Manifesto Global Pede Proibição de IA Superinteligente; Príncipe Harry e Steve Bannon Assinam Juntos
Carta divulgada pelo Future of Life Institute alerta big techs sobre riscos que vão de extinção humana a perdas de liberdade, unindo figuras públicas de espectros ideológicos opostos.
Uma coalizão incomum, que inclui o Príncipe Harry e sua esposa Meghan Markle, além do ex-estrategista de Donald Trump, Steve Bannon, assinou um manifesto que exige a proibição imediata do desenvolvimento de inteligência artificial “superinteligente”. A carta, publicada nesta quarta-feira (22) pelo instituto Future of Life, reflete uma crescente preocupação global sobre os riscos existenciais da tecnologia.
O documento é direcionado a gigantes do setor como Google, OpenAI e Meta, que estão em uma corrida tecnológica para criar IAs capazes de superar significativamente a capacidade cognitiva humana.

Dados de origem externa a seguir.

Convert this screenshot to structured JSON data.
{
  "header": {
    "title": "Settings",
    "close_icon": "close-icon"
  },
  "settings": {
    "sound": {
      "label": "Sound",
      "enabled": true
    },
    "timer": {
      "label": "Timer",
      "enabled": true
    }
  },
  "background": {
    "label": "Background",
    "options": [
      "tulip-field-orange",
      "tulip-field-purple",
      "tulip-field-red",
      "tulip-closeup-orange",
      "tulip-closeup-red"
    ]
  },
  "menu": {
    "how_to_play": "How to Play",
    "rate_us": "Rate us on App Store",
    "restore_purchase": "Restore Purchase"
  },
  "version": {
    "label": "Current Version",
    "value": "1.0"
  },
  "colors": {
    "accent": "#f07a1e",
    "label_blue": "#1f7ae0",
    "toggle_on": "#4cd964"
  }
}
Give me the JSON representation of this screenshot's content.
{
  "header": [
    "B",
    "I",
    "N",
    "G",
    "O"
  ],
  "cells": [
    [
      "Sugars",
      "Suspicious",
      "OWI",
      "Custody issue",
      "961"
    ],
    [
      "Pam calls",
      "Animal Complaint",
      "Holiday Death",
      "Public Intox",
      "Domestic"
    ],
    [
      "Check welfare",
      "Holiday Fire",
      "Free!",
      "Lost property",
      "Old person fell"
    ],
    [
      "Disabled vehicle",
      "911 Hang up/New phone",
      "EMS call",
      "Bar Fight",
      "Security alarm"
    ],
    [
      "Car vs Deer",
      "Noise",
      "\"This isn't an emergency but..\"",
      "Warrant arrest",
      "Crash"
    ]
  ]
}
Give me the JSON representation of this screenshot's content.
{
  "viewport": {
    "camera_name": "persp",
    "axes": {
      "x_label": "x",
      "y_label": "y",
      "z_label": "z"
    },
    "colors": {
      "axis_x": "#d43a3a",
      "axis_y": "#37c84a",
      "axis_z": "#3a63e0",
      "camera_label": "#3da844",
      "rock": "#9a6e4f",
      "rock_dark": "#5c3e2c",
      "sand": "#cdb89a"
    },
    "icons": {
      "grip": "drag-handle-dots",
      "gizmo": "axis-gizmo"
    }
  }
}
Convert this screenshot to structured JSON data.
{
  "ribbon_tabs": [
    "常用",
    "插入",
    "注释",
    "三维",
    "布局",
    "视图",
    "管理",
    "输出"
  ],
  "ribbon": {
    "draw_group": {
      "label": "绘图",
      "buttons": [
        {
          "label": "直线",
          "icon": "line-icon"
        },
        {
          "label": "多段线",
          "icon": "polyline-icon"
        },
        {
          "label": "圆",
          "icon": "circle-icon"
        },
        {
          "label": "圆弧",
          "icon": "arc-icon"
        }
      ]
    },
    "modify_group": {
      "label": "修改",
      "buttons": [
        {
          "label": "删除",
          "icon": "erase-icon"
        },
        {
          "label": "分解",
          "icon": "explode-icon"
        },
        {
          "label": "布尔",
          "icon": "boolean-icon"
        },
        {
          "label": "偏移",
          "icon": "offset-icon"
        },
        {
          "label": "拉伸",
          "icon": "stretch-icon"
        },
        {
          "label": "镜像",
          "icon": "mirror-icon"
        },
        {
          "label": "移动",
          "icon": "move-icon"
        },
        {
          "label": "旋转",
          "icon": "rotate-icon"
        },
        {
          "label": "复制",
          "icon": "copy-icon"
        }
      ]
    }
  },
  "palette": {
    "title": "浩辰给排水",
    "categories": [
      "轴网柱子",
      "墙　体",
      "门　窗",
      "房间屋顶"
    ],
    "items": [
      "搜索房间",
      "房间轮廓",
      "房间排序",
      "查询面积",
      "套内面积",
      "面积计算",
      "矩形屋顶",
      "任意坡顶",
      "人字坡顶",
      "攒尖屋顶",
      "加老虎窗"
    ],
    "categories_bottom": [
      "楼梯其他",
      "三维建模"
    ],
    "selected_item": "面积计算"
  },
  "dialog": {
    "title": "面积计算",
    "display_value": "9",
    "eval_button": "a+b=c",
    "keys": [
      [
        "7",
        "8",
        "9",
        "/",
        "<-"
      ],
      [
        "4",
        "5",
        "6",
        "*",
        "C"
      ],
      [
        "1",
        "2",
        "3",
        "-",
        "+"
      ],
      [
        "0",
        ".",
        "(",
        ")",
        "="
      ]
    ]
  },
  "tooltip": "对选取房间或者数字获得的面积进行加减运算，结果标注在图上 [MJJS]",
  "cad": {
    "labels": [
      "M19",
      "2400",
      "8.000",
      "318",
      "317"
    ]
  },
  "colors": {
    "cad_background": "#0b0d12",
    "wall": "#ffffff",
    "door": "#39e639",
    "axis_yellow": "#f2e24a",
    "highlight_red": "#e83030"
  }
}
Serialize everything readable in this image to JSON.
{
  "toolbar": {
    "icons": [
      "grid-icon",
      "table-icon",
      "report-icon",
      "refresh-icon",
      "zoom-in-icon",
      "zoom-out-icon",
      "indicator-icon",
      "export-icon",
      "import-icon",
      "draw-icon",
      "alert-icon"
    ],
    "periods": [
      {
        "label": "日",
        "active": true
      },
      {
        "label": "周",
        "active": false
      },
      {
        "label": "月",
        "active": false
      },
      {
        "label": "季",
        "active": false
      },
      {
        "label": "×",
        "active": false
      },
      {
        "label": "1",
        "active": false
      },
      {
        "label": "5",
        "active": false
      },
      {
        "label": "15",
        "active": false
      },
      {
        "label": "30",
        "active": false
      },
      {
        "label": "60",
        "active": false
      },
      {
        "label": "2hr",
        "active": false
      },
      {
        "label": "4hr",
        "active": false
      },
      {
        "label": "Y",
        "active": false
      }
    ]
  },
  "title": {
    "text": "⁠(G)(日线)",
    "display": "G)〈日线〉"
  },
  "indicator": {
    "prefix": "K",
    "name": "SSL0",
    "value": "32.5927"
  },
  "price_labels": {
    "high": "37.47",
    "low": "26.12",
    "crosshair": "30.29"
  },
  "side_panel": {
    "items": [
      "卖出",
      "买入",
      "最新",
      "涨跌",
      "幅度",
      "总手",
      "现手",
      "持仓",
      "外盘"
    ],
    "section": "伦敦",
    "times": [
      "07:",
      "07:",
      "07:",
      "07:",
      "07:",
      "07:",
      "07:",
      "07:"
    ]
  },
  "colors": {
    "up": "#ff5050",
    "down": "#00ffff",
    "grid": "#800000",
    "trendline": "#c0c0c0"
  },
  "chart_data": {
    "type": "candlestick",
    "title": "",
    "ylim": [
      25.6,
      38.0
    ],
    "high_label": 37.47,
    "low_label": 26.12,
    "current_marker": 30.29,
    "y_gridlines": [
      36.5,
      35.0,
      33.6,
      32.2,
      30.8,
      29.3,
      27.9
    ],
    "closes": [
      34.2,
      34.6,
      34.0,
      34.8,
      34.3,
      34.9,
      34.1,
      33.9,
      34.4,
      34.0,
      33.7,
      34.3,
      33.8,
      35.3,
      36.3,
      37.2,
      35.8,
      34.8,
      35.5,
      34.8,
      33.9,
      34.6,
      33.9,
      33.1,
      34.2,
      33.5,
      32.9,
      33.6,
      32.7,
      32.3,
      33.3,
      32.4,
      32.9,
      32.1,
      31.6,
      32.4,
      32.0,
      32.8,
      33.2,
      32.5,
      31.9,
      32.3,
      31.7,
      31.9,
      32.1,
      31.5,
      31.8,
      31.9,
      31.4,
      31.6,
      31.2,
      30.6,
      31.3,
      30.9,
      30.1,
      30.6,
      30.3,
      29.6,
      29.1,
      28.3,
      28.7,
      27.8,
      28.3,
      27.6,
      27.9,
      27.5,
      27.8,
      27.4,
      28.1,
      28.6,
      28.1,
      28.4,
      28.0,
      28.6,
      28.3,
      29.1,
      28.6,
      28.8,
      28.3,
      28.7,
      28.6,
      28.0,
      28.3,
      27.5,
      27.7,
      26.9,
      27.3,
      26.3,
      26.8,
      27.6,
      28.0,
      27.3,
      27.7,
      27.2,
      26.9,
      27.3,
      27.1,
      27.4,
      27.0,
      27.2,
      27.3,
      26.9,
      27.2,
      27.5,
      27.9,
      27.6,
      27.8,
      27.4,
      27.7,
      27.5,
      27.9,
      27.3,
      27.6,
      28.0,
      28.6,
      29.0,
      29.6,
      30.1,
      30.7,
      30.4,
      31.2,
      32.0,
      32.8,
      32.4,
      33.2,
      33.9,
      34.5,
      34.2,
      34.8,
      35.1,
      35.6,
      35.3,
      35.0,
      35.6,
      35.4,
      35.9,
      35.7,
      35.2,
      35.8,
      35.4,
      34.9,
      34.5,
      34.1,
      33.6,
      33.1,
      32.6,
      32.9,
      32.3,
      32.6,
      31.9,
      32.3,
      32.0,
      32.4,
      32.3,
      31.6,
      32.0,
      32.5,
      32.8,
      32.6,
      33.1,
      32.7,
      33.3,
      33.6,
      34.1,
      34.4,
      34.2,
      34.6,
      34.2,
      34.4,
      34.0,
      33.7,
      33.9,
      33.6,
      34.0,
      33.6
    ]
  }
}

O manifesto pede que o desenvolvimento da superinteligência seja suspenso até que haja um consenso científico robusto sobre como garantir a segurança e o controle da tecnologia, com apoio público firme.
Riscos e Advertências
O Future of Life Institute, fundado pelo pesquisador do MIT Max Tegmark, já havia liderado um pedido de pausa no treinamento de IAs em 2023, que não foi atendido pelas big techs. A nova carta reconhece o potencial de benefícios da IA para a saúde e prosperidade, mas alerta que a criação de superinteligências levanta graves preocupações.
Entre os riscos citados no manifesto estão: recessão econômica, perda de liberdade e dignidade humanas, ameaças à segurança nacional e a possibilidade de extinção da espécie humana.
A lista de signatários é notavelmente diversa e inclui, além do casal de Sussex e Bannon: Steve Wozniak (cofundador da Apple), Richard Branson (fundador da Virgin), o comentarista conservador Glenn Beck, artistas como Kate Bush e Will.i.am, e ex-autoridades políticas como Susan Rice.
Em uma nota pessoal, o Príncipe Harry sublinhou a urgência da cautela: “O futuro da IA deve servir à humanidade, não substituí-la. […] Não há segunda chance”, disse o duque de Sussex, apelando por sabedoria na condução do progresso tecnológico. Até o momento, as grandes empresas de tecnologia citadas não responderam ao manifesto.